The ipc-groups.tab file used here should have a IPC code prefix and a group name on each line, separated by a tab, as the first two columns. You can get the ipc-groups.tab file from [the project's releases page](https://github.com/paracrawl/tmxutil/releases).

```
gzip -cd DE-EN-2001-Abstract.tmx.gz \
| ./tmxutil.py \
	-o tmx \
	--ipc-group ipc-groups.tab \
| gzip > DE-EN-2001-Abstract-with-groups.tmx.gz
```

Only the tmx output format will maintain the ipc-group metadata by adding ipc-group properties. Other output formats won't maintain it, but you can still use `--with-ipc-group` directly to make a selection.

***Converting tsv to tmx***: tmxutil can also be used to generate tmx files from sentence pairs. The input format is the same as the `tab` output format, that is `source1 \t source2 \t sentence1 \t sentence2`.

To also add the IPC codes from metadata, use the `--ipc` option.
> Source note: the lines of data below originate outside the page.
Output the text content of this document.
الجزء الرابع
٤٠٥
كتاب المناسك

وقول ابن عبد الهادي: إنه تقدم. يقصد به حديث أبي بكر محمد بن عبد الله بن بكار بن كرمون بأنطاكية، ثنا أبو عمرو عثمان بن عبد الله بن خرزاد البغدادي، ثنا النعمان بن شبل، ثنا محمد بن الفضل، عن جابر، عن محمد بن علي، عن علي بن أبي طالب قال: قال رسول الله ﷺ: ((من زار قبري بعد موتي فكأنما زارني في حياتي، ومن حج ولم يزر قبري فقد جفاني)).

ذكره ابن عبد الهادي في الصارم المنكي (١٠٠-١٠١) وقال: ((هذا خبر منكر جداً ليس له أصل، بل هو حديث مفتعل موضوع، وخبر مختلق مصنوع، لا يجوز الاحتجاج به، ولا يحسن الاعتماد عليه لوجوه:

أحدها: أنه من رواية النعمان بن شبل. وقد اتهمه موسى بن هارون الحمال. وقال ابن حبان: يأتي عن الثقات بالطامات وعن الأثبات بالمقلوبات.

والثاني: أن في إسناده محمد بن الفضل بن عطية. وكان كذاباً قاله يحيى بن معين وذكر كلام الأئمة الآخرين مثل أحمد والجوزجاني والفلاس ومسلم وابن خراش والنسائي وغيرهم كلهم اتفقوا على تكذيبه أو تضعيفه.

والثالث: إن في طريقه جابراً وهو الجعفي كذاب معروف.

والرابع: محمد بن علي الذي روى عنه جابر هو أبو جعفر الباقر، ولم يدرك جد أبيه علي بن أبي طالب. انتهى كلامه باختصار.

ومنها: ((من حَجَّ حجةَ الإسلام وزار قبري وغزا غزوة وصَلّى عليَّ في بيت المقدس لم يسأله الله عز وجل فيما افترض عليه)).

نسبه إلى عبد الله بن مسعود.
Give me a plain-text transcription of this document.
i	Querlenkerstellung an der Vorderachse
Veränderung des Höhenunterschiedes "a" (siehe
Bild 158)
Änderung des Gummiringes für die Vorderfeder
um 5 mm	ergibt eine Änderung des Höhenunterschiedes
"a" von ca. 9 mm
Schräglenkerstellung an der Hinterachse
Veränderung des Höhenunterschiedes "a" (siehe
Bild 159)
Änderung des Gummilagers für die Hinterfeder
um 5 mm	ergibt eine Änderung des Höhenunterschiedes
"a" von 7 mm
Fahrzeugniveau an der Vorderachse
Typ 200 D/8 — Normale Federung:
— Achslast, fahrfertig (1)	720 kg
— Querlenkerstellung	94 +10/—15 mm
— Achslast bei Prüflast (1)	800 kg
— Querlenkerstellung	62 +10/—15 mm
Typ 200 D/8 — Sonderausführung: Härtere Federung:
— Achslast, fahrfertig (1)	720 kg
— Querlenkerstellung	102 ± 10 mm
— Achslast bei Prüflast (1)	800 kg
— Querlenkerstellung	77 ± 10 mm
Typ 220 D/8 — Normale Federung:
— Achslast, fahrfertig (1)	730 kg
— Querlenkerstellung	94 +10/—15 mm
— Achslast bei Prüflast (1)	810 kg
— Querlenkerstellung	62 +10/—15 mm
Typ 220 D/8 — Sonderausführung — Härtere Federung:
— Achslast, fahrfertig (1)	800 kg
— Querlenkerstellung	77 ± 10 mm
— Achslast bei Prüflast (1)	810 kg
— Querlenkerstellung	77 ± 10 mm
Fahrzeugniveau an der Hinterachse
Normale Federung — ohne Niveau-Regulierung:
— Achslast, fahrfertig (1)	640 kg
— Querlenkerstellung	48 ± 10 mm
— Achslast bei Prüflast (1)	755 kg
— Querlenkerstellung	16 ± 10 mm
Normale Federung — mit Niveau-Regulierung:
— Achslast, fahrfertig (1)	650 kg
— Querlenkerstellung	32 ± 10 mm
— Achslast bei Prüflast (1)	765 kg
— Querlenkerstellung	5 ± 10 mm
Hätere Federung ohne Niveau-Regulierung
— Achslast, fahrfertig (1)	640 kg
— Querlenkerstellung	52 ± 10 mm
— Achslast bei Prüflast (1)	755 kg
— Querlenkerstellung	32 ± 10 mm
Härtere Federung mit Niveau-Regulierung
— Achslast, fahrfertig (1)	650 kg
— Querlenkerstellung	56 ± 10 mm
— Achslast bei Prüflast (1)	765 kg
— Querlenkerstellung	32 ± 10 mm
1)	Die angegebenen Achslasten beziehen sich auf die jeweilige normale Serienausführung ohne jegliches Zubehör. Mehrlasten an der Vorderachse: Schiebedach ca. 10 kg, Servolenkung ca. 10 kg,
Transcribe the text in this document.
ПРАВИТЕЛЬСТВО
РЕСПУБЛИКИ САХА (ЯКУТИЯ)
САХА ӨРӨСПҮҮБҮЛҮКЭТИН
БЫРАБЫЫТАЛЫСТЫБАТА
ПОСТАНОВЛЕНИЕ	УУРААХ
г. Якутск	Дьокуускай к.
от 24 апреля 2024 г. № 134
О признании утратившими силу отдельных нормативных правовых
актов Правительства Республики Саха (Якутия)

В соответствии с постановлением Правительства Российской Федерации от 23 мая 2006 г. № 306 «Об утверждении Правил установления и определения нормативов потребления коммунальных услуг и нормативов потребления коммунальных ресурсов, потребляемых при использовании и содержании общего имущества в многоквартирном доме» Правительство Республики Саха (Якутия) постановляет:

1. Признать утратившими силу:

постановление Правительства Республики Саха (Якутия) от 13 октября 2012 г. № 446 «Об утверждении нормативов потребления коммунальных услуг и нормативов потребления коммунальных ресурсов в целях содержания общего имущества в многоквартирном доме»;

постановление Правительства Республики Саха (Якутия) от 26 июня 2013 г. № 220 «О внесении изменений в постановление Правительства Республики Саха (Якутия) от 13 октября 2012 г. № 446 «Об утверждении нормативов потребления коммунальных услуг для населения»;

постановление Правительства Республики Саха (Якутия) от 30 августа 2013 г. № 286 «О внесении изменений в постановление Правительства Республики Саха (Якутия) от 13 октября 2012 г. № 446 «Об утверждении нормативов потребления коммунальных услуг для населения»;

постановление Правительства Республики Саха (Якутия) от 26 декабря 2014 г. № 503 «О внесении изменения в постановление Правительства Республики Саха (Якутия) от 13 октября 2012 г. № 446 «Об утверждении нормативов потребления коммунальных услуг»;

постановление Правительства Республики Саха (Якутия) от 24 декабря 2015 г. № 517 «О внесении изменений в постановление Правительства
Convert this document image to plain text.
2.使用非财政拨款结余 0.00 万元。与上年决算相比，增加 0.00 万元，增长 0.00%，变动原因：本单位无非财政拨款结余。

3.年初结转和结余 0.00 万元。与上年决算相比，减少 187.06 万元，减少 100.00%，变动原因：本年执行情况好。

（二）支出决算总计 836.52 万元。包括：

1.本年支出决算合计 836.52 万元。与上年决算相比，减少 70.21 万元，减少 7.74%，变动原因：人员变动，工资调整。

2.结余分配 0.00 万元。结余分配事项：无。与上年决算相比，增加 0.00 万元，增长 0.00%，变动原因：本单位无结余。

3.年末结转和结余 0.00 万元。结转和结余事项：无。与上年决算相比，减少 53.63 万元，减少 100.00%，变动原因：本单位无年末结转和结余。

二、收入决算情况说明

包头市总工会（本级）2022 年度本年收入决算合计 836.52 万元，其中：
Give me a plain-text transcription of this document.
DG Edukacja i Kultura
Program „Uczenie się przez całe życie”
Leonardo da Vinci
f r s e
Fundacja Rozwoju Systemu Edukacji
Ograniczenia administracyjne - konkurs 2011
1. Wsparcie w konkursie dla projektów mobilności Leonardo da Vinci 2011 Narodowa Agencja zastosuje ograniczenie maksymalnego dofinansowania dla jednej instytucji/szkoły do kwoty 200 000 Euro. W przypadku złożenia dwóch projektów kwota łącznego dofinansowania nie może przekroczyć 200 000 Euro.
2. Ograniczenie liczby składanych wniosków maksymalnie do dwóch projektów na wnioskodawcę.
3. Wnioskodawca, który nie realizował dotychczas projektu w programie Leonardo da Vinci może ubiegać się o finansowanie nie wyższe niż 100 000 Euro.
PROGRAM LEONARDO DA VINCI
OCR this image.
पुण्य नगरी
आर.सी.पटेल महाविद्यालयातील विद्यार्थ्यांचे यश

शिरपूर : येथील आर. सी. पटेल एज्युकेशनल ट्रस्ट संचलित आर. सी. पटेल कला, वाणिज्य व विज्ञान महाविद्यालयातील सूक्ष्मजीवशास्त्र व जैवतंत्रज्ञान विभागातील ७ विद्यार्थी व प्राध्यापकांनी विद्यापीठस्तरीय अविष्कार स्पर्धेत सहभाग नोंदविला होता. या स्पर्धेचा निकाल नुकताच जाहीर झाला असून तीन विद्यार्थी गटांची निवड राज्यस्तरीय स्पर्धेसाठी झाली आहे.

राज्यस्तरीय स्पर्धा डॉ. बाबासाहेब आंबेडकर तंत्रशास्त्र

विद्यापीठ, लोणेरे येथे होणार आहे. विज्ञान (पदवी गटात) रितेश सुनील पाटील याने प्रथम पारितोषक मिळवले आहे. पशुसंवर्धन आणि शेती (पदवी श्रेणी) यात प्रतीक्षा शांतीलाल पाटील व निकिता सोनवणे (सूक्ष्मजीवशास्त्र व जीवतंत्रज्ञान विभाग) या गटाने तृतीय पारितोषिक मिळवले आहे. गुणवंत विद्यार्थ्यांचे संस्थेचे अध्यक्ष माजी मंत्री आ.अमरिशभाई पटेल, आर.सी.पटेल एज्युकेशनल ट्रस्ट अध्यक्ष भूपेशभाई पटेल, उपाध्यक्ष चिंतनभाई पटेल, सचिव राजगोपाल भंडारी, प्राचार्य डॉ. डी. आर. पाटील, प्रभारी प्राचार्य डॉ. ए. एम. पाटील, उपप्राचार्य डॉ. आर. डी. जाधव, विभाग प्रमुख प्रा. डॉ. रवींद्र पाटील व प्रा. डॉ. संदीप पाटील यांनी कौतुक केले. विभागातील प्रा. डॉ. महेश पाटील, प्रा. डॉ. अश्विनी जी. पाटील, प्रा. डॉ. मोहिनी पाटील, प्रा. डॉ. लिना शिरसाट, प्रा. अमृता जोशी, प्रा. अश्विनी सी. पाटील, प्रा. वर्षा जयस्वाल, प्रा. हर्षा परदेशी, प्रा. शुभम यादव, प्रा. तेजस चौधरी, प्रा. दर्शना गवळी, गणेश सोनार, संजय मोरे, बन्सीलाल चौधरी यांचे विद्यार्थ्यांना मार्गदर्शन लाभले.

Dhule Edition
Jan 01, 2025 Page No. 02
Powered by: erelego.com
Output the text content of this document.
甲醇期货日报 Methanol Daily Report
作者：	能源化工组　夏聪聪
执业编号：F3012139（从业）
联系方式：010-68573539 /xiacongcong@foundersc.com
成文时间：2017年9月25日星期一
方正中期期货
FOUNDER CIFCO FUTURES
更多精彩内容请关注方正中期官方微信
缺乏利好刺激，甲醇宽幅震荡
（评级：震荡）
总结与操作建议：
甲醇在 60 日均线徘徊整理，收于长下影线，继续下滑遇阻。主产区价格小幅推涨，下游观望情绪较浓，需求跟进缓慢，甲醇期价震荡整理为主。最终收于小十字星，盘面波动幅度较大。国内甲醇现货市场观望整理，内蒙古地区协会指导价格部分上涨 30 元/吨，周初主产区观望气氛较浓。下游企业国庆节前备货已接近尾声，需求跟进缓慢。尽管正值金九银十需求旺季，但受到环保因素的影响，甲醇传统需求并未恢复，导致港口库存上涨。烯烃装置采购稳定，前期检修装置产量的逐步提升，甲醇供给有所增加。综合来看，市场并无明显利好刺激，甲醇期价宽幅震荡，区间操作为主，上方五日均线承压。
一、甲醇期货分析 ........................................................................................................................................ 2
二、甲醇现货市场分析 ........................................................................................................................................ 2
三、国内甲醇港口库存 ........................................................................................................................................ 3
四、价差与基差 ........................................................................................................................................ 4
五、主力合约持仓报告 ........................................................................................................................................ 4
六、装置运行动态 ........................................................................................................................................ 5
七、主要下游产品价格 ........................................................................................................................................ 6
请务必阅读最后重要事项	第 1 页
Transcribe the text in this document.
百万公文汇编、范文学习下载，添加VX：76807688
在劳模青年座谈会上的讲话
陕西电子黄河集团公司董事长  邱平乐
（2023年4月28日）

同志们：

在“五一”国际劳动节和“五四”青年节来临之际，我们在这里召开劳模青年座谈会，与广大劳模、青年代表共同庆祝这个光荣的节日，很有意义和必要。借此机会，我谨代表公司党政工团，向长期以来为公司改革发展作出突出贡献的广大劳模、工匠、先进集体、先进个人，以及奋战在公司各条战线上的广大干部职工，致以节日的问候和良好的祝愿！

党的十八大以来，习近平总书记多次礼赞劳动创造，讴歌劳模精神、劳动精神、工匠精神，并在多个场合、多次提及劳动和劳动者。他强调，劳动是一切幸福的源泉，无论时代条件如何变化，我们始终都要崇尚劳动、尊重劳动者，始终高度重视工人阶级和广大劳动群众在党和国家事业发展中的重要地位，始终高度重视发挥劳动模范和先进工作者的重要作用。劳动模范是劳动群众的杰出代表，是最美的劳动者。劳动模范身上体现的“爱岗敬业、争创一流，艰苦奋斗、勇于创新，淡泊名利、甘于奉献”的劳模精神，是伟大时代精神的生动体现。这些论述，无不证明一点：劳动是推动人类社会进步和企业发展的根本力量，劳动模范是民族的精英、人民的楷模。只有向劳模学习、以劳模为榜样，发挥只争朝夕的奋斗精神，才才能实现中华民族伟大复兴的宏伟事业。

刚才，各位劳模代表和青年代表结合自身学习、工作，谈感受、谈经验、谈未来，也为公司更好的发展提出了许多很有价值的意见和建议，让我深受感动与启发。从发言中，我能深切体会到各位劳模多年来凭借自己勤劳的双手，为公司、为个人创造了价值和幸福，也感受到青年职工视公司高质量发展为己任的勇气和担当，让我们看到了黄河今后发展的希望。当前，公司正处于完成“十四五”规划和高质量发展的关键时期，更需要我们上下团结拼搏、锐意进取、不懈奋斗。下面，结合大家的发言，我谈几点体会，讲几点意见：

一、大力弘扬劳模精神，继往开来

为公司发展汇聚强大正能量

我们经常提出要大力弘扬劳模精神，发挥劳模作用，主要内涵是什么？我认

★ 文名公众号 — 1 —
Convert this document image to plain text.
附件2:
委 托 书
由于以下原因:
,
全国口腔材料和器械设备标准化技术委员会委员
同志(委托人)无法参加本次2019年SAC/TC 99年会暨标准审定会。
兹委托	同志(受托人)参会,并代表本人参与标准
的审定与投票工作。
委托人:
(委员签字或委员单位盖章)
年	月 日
The format of this file should be `l1_id \t _ \t _ \t _ \t l1_lang \t l1_ipcs \t l2_id \t _ \t _ \t _ \t l2_lang \t l2_ipcs` where `id` is the document identifier, and `l1_ipc` is a comma-separated list of all ipc codes for this document.

```
cat DE-EN-2001-Abstract-aligned.tsv \
| ./tab2tmx.py \
    -o tmx \
    -l de en \
    -d \
    --ipc DE-EN-2001-Metadata.tab \
| gzip -9c > DE-EN-2001-Abstract.tmx.gz
```

## Parameters
- `-i tmx|tab, --input-format tmx|tab` input format, if not given will be auto-detected. Possible values: `tmx`, `tab`.
	- In case of `tab` you'll have to specify which languages are in there using `--languages l1 l2`.
- `-o tmx|tab|txt, --output-format tmx|tab|txt` output format, either `tmx`, `tab` or `txt`.
	- In case of `tab` you'll have to specify the languages, e.g. `--output-languages l1 l2`.
	- When using `txt`, you'll have to select which language you want the plain text for, i.e. `--output-languages en`.
- `-l L1 L2, --input-languages L1 L2`. Languages & order of them in the input file. Only necessary when reading `tab` files.
- `--ouput-languages L1 [L2]` language or order of languages in the output file. Not used if `tmx` is the output.
- `-d, --deduplicate` groups sentence pairs with the same text or hash together.
- `--drop PROP [PROP ...]` drop properties from the sentence pairs while writing output.
- `--renumber-output` causes all translation unit ids to be reset. Enabled by default when multiple input files are given.
- `--ipc FILE` adds IPC metadata to each sentence pair.
- `--with PROP=VALUE [PROP=VALUE ...]` filters sentence pairs on their text or properties. Supported operators are `=`, `>`, `<`, `>=`, `<=` and `=~` for regular expressions. Use multiple `PROP=VALUE` pairs in a `--with` option to combine the conditions (i.e. AND). Or use multiple `--with` options for separate conditions (i.e. OR).
- `--without PROP=VALUE [PROP=VALUE ...]` same as `--with`, but negated, for excluding instead of including sentence pairs. 
- `--verbose` enabled progress updates.